Implementation Notes
^^^^^^^^^^^^^^^^^^^^

The following implementation is used with a worst-case performance of ``O([N/64]M)``.

- if max is 0 the similarity can be calculated using a direct comparision,
  since no difference between the strings is allowed.  The time complexity of
  this algorithm is ``O(N)``.

- if max is 1 and the two strings have a similar length, the similarity can be
  calculated using a direct comparision aswell, since a substitution would cause
  a edit distance higher than max. The time complexity of this algorithm
  is ``O(N)``.

- A common prefix/suffix of the two compared strings does not affect
  the Levenshtein distance, so the affix is removed before calculating the
  similarity.

- If max is ≤ 4 the mbleven algorithm is used. This algorithm
  checks all possible edit operations that are possible under
  the threshold `max`. As a difference to the normal Levenshtein distance this
  algorithm can even be used up to a threshold of 4 here, since the higher weight
  of substitutions decreases the amount of possible edit operations.
  The time complexity of this algorithm is ``O(N)``.

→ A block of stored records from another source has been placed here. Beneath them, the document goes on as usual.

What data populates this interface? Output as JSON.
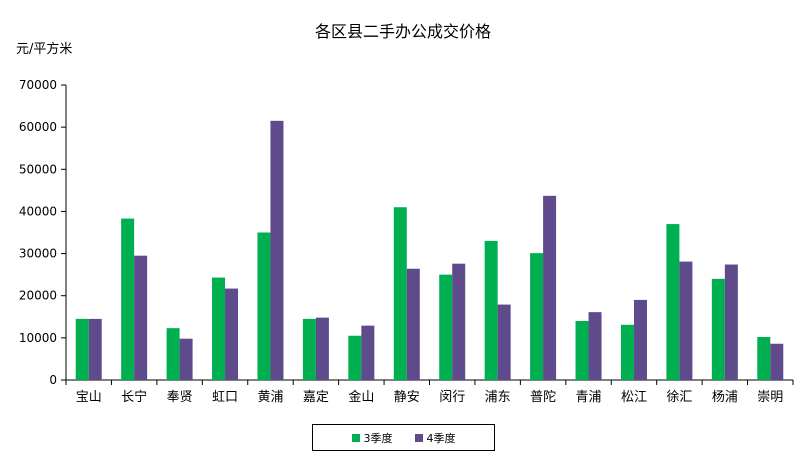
{
  "chart_data": {
    "type": "bar",
    "title": "各区县二手办公成交价格",
    "ylabel": "元/平方米",
    "xlabel": "",
    "ylim": [
      0,
      70000
    ],
    "yticks": [
      0,
      10000,
      20000,
      30000,
      40000,
      50000,
      60000,
      70000
    ],
    "grid": false,
    "legend_position": "bottom",
    "categories": [
      "宝山",
      "长宁",
      "奉贤",
      "虹口",
      "黄浦",
      "嘉定",
      "金山",
      "静安",
      "闵行",
      "浦东",
      "普陀",
      "青浦",
      "松江",
      "徐汇",
      "杨浦",
      "崇明"
    ],
    "series": [
      {
        "name": "3季度",
        "color": "#00b050",
        "values": [
          14500,
          38300,
          12300,
          24300,
          35000,
          14500,
          10500,
          41000,
          25000,
          33000,
          30100,
          14000,
          13100,
          37000,
          24000,
          10200
        ]
      },
      {
        "name": "4季度",
        "color": "#5f4b8b",
        "values": [
          14500,
          29500,
          9800,
          21700,
          61500,
          14800,
          12900,
          26400,
          27600,
          17900,
          43700,
          16100,
          19000,
          28100,
          27400,
          8600
        ]
      }
    ]
  }
}
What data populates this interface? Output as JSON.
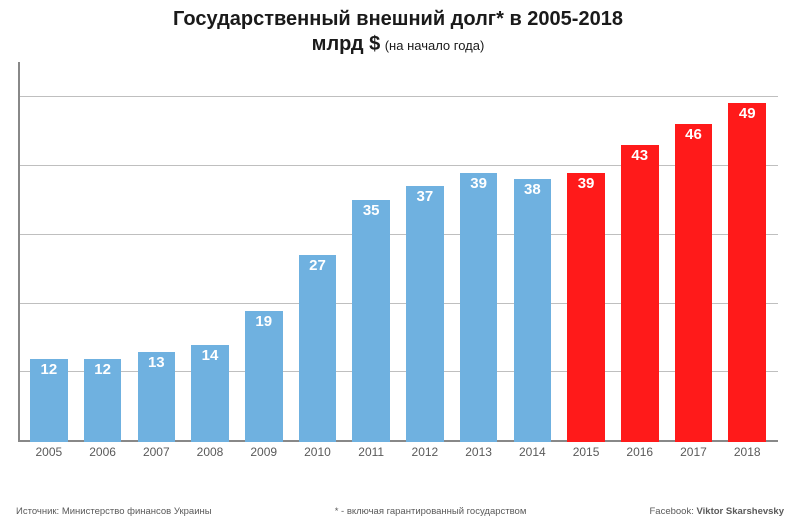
{
  "chart": {
    "type": "bar",
    "title_line1": "Государственный внешний долг* в 2005-2018",
    "title_line2_big": "млрд $",
    "title_line2_small": "(на начало года)",
    "title_fontsize": 20,
    "subtitle_fontsize": 13,
    "categories": [
      "2005",
      "2006",
      "2007",
      "2008",
      "2009",
      "2010",
      "2011",
      "2012",
      "2013",
      "2014",
      "2015",
      "2016",
      "2017",
      "2018"
    ],
    "values": [
      12,
      12,
      13,
      14,
      19,
      27,
      35,
      37,
      39,
      38,
      39,
      43,
      46,
      49
    ],
    "bar_colors": [
      "#6fb1e0",
      "#6fb1e0",
      "#6fb1e0",
      "#6fb1e0",
      "#6fb1e0",
      "#6fb1e0",
      "#6fb1e0",
      "#6fb1e0",
      "#6fb1e0",
      "#6fb1e0",
      "#ff1a1a",
      "#ff1a1a",
      "#ff1a1a",
      "#ff1a1a"
    ],
    "value_label_color": "#ffffff",
    "value_label_fontsize": 15,
    "value_label_fontweight": "700",
    "ylim": [
      0,
      55
    ],
    "gridline_values": [
      10,
      20,
      30,
      40,
      50
    ],
    "grid_color": "#bfbfbf",
    "axis_color": "#888888",
    "background_color": "#ffffff",
    "bar_width": 0.7,
    "xaxis_fontsize": 12,
    "xaxis_color": "#5a5a5a"
  },
  "footer": {
    "source_label": "Источник: Министерство финансов Украины",
    "note": "* - включая гарантированный государством",
    "credit_label": "Facebook:",
    "credit_name": "Viktor Skarshevsky",
    "fontsize": 9.5,
    "color": "#5a5a5a"
  }
}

- If the length of the shorter string is ≤ 64 after removing the common affix
  Hyyrös' lcs algorithm is used, which calculates the Indel distance in
  parallel. The algorithm is described by :cite:t:`2004:hyrroe` and is extended with support
  for UTF32 in this implementation. The time complexity of this
  algorithm is ``O(N)``.

- If the length of the shorter string is ≥ 64 after removing the common affix
  a blockwise implementation of the Hyyrös' lcs algorithm is used, which calculates
  the Levenshtein distance in parallel (64 characters at a time).
  The algorithm is described by :cite:t:`2004:hyrroe`. The time complexity of this
  algorithm is ``O([N/64]M)``.